Algérie – La bienveillance au chevet de l’ignorance

par Malika Boussouf

Je veux bien croire que des personnes atteintes puissent désespérer, à un moment de leur vie, et se laisser gagner par l’enthousiasme ambiant conjugué à l’exaltation d’un guérisseur schizophrène. Une préparation douteuse, appelée «complément alimentaire» et proposée comme un substitut prometteur à la pharmacologie universelle, renseigne de façon ahurissante sur l’aliénation mentale de son concepteur. Je n’arrive pas à réaliser que de hauts responsables se fassent rouler dans la farine par des escrocs qui saignent les gens tout en attentant à leur vie.

D’odieux affairistes auxquels il s’en trouvera toujours pour leur offrir le parrainage idoine. Celui, par exemple, d’un haut fonctionnaire que l’on aura chargé de veiller sur la santé du pays. Il y avait comme ça, dans les années 80, à Blida, un charlatan que j’avais interviewé pour les besoins d’un reportage sur ces malades du diabète qui s’agglutinaient devant chez lui, aux aurores, et qu’il houspillait pour leur empressement à vouloir se faire bénir par lui avant de lui acheter sa potion.

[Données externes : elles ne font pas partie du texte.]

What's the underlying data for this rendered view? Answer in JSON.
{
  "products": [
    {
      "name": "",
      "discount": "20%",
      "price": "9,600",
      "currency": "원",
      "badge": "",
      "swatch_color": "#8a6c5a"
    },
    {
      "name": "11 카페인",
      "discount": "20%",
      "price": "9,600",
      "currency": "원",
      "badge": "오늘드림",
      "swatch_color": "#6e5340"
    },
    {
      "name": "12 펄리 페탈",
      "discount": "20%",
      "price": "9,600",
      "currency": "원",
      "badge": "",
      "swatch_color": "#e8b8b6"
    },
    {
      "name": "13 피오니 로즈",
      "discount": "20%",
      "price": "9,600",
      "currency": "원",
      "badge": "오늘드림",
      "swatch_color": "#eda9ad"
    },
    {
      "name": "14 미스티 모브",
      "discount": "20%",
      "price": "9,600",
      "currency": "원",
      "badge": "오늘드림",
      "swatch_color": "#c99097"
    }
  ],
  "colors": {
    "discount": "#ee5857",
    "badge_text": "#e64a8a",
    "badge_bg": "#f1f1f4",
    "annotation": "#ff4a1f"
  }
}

Le but était de le confondre et de dissuader les diabétiques, tentés par lui, de fréquenter la sinistre «officine» qui avait, néanmoins, pignon sur rue et dont la forte sollicitation enrayait les doutes autour de la mixture. Une préparation que son inventeur affirmait à base de plantes, sans s’attarder sur sa composition, mais dont ledit charlatan certifiait qu’elle était, de loin, plus efficace que les comprimés ou l’insuline prescrits par des médecins rompus aux traitements des déficiences pancréatiques. Deux maîtres-assistants au niveau du service de diabétologie du CHU de Bab-El-Oued m’avaient inspiré le reportage en me racontant l’histoire sordide d’une jeune femme qu’ils venaient d’admettre dans leur service. Elle était dans un état comateux pour avoir renoncé à prendre ses comprimés, comme le lui avait recommandé le démon enturbanné.

J’ai demandé à enregistrer l’entretien. Le prétendu guérisseur ne s’est pas fait prier, flatté par l’intérêt qu’on lui portait et la publicité dont il allait bénéficier. En plus de son emprise sur sa clientèle, il voulait la notoriété.